Başka “dinlerdeki”nin aksine, Satanizm ve bilim birlikte çalışır. Tecrübe ederiz, görürüz ve anlarız. Şeytan da bir şeyleri açıklar ve anlamamıza yardımcı olur.
“Yıllar önce, epifiz bezimi aktifleştirmekte başarılı oldum. Sonuç, daha önce hiç tecrübe etmediğim inanılmaz mutluluk dolu bir histi ve bu his tüm auramın içine işledi. Başımı tamamen dolduran beyaz bir ışık vardı. Bunu, içinde bulunduğum karanlık odada bile iyi şekilde görebiliyordum. Aynı zamanda kafamın içinde bir üzüm boyutunda bir basınç ve his hissettim, bu da epifiz bezimdi. Çok iyi bir tecrübeydi. Bunu belli bir meditasyon aracılığıyla başardım. Enerjiyle dolup taştığım, enerjiden uğuldadığım/karıncalandığım bir zaman, bütün bu enerjiyi tek bir top içinde topladım ve bu enerjiyi her bir çakramda dolaştırdım. 3. Gözümün arkasındaki 6. Çakrama geldiğimde, bu enerji topunu 6. Çakramın hemen altında ve azıcık yanında kalan epifiz bezime geçirdim. Ondan sonra doğrudan epifiz bezime enerji soludum.”

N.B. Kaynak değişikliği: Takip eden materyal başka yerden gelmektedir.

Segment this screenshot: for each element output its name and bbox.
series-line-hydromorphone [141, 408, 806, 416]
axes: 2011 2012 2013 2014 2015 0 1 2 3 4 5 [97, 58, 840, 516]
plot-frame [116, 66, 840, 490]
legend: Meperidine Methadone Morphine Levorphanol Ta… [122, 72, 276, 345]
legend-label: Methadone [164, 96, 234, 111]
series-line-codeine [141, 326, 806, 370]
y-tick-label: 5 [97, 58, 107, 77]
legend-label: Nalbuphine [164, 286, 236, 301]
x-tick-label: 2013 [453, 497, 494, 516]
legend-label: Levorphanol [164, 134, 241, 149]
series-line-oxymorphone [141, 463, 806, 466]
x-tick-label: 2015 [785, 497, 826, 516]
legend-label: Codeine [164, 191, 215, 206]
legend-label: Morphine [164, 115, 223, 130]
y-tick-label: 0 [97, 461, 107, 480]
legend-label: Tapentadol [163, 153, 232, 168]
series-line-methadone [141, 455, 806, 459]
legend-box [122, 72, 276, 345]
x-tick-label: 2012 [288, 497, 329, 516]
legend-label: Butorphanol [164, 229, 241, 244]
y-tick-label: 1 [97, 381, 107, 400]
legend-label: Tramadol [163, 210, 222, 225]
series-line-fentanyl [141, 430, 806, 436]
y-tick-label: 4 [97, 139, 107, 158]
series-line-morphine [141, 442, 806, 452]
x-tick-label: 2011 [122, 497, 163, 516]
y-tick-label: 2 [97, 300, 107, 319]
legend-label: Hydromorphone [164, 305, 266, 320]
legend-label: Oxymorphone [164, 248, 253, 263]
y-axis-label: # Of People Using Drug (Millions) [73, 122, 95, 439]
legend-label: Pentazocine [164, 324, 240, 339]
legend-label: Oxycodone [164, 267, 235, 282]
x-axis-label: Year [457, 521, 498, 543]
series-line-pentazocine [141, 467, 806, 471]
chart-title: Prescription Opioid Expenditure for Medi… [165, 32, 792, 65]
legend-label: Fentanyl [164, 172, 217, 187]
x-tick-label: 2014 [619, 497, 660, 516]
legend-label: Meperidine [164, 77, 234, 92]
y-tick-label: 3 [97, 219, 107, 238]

– Yüksek Rahibe Maxine Dietrich
Aşağıda da epifiz bezini uyarmak için ve güçlendirmek için başka bir meditasyonu bulabilirsiniz:
Bu meditasyon sezgileri ve yaratıcılığı güçlendirir, ve kişinin zihnini açarak bilgiyi çok daha kolay kavramasına yardımcı olur. Epifiz bezi, beynin ortalarında bulunur, bazıları ortadan azıcık sağa ve geriye gidildiğinde orada olduğunu söyler. Hissederek ve sezinleyerek bulabilirsiniz.
-
Rahatlayın ve transa geçin.
-
Üçüncü gözünüzden girerek epifiz bezinize dolduğunu imgelediğiniz beyaz-altın enerji soluyun.
-
Her nefes almanızla birlikte enerjiyi içeri çekin, ve her nefes almada epifiz bezinizi ve içindeki enerjiyi parlatıp genişletin/büyütün.
-
Bunu yaptığınız ilk birkaç nefeste, şu olumlamayı kullanın: “Epifiz bezimi güvenli bir şekilde uyaran güçlü, beyaz-altın enerjiler soluyorum.” Bu olumlamayı bu egzersizi her yapışınızda 5-10 kez söyleyebilirsiniz, geri kalan nefeslerde (devam edecek olursanız) gerek yoktur.
-
Opsiyonel: Nefes verirken GAUM mantrasını titretin.
-
Bitirdiğiniz zaman, rahatlayın ve birkaç dakika boyunca bu enerjiyi hissedip üzerine odaklanın. Bu size çok keyifli bir his verecektir.
Bu meditasyon epifiz bezini etkinleştirir ve güçlendirir. Epifiz bezi, beynin psişik santralidir. Beyaz-altın da tüm renkler arasında en güçlüsüdür. Güneş’in rengidir ve orijinal dinlerde (alegorik olarak) “Güneş’e tapılmasının” sebeplerinden biri budur.